Um dos mais importantes poetas do país e letrista inigualável de clássicos da MPB, como “Papel Machê” e “Soy loco por ti América”, o baiano José Carlos Capinan foi agraciado, na sexta-feira (13), com o título “Doutor Honoris Causa” pela Universidade Federal da Bahia (UFBA). O eminente poeta de 83 anos, dedicou 60 deles às artes, cravando seu nome no movimento Tropicalista. Imortal da Academia de Letras da Bahia, presidente de honra do Museu Nacional da Cultura Afro-brasileira, em Salvador, é um incansável produtor cultural desde a década de 1960. O reitor da UFBA, Paulo Miguez, entregou o título a Capinam diante de uma plateia emocionada.
O Salão Nobre da Reitoria da UFBA foi além de um local destinado a homenagens, ganhando, charmosamente, o direito de abrigar um pequeno sarau onde canções de Capinan, ao ritmo do piano e do violão, se encaixavam entre um discurso e outro, todos ratificando a importância do poeta na história cultural do país. “Soy loco por ti América” arrebatou a todos.
O título de “Doutor Honoris Causa” para Capinan foi uma iniciativa da Faculdade de Medicina da UFBA, a qual cursou, e da Escola de Música da instituição.
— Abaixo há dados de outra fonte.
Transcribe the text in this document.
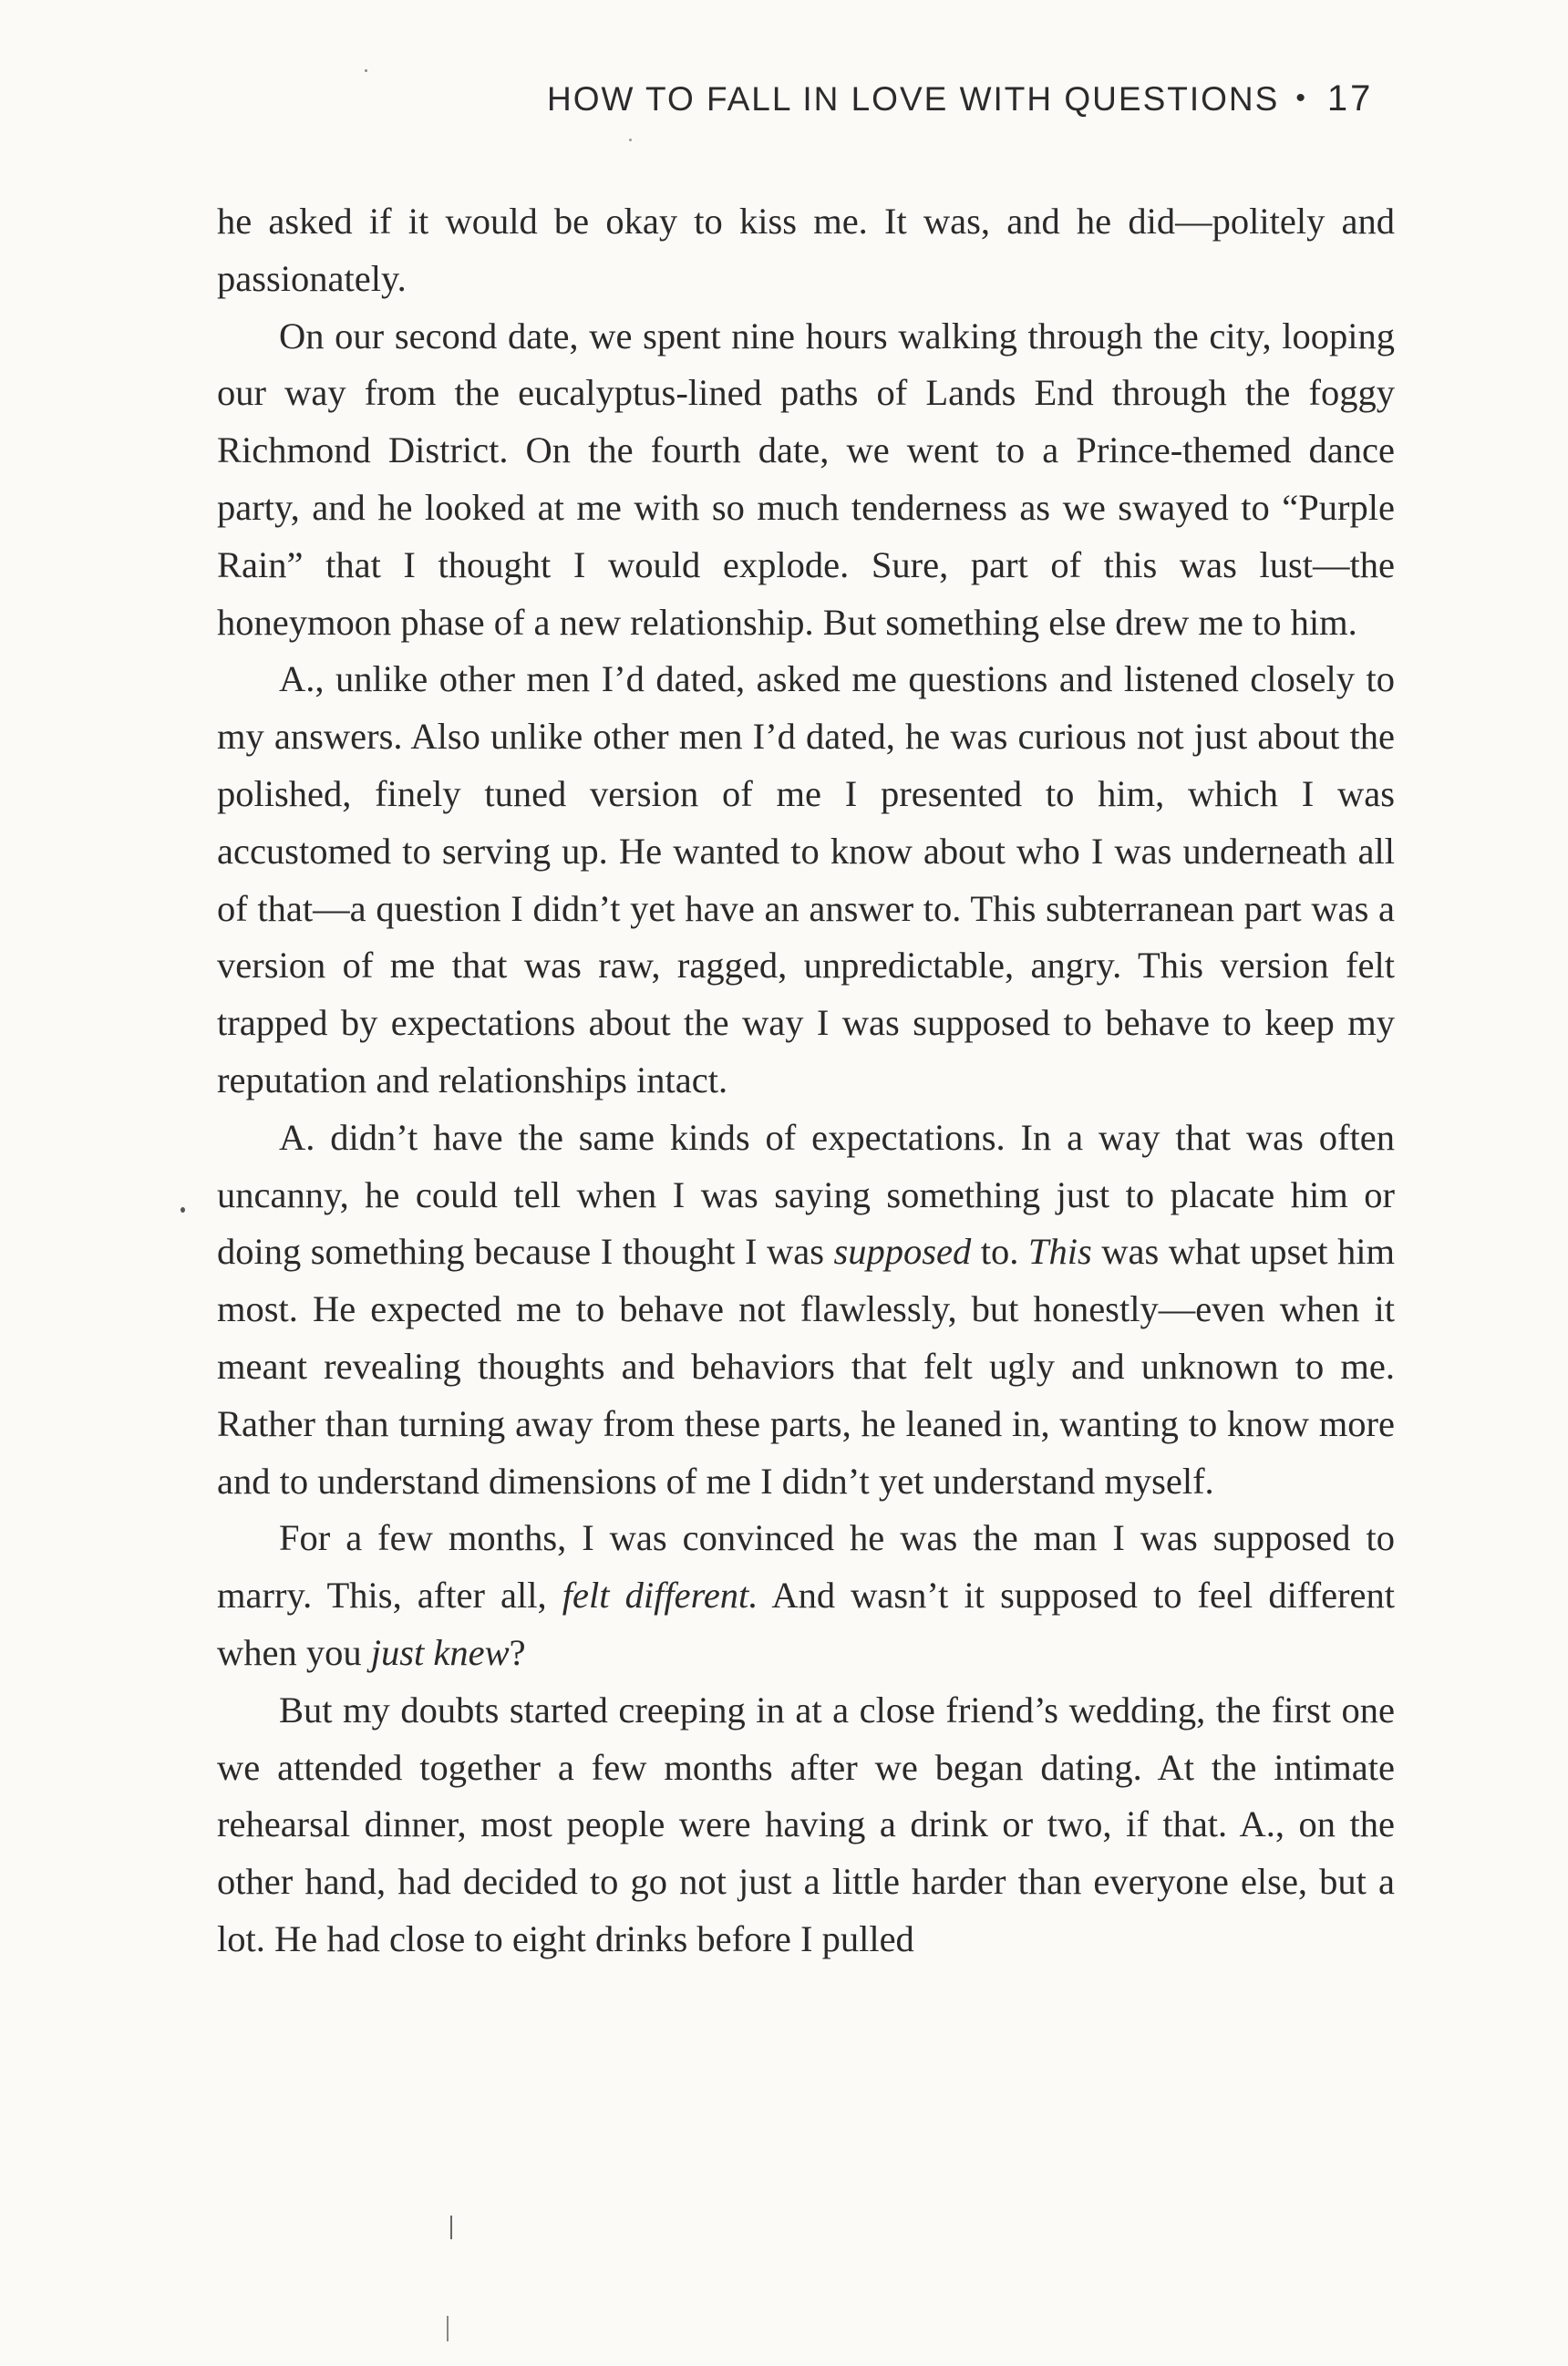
HOW TO FALL IN LOVE WITH QUESTIONS • 17

he asked if it would be okay to kiss me. It was, and he did—politely and passionately.

On our second date, we spent nine hours walking through the city, looping our way from the eucalyptus-lined paths of Lands End through the foggy Richmond District. On the fourth date, we went to a Prince-themed dance party, and he looked at me with so much tenderness as we swayed to “Purple Rain” that I thought I would explode. Sure, part of this was lust—the honeymoon phase of a new relationship. But something else drew me to him.

A., unlike other men I’d dated, asked me questions and listened closely to my answers. Also unlike other men I’d dated, he was curious not just about the polished, finely tuned version of me I presented to him, which I was accustomed to serving up. He wanted to know about who I was underneath all of that—a question I didn’t yet have an answer to. This subterranean part was a version of me that was raw, ragged, unpredictable, angry. This version felt trapped by expectations about the way I was supposed to behave to keep my reputation and relationships intact.

A. didn’t have the same kinds of expectations. In a way that was often uncanny, he could tell when I was saying something just to placate him or doing something because I thought I was supposed to. This was what upset him most. He expected me to behave not flawlessly, but honestly—even when it meant revealing thoughts and behaviors that felt ugly and unknown to me. Rather than turning away from these parts, he leaned in, wanting to know more and to understand dimensions of me I didn’t yet understand myself.

For a few months, I was convinced he was the man I was supposed to marry. This, after all, felt different. And wasn’t it supposed to feel different when you just knew?

But my doubts started creeping in at a close friend’s wedding, the first one we attended together a few months after we began dating. At the intimate rehearsal dinner, most people were having a drink or two, if that. A., on the other hand, had decided to go not just a little harder than everyone else, but a lot. He had close to eight drinks before I pulled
Submetido ao Conselho Universitário no dia 27 de maio de 2024, o pedido, feito conjuntamente pelas duas unidades, foi analisado e aprovado por unanimidade.
Aliás, a mesa formada para homenageá-lo contava com o reitor Paulo Miguez, o diretor da Faculdade de Medicina, Antônio Alberto Lopes, o diretor da Escola de Música, José Maurício Brandão, e pela escritora e professora Edilene Matos, titular do Instituto de Humanidades, Artes e Ciências Professor Milton Santos (IHAC).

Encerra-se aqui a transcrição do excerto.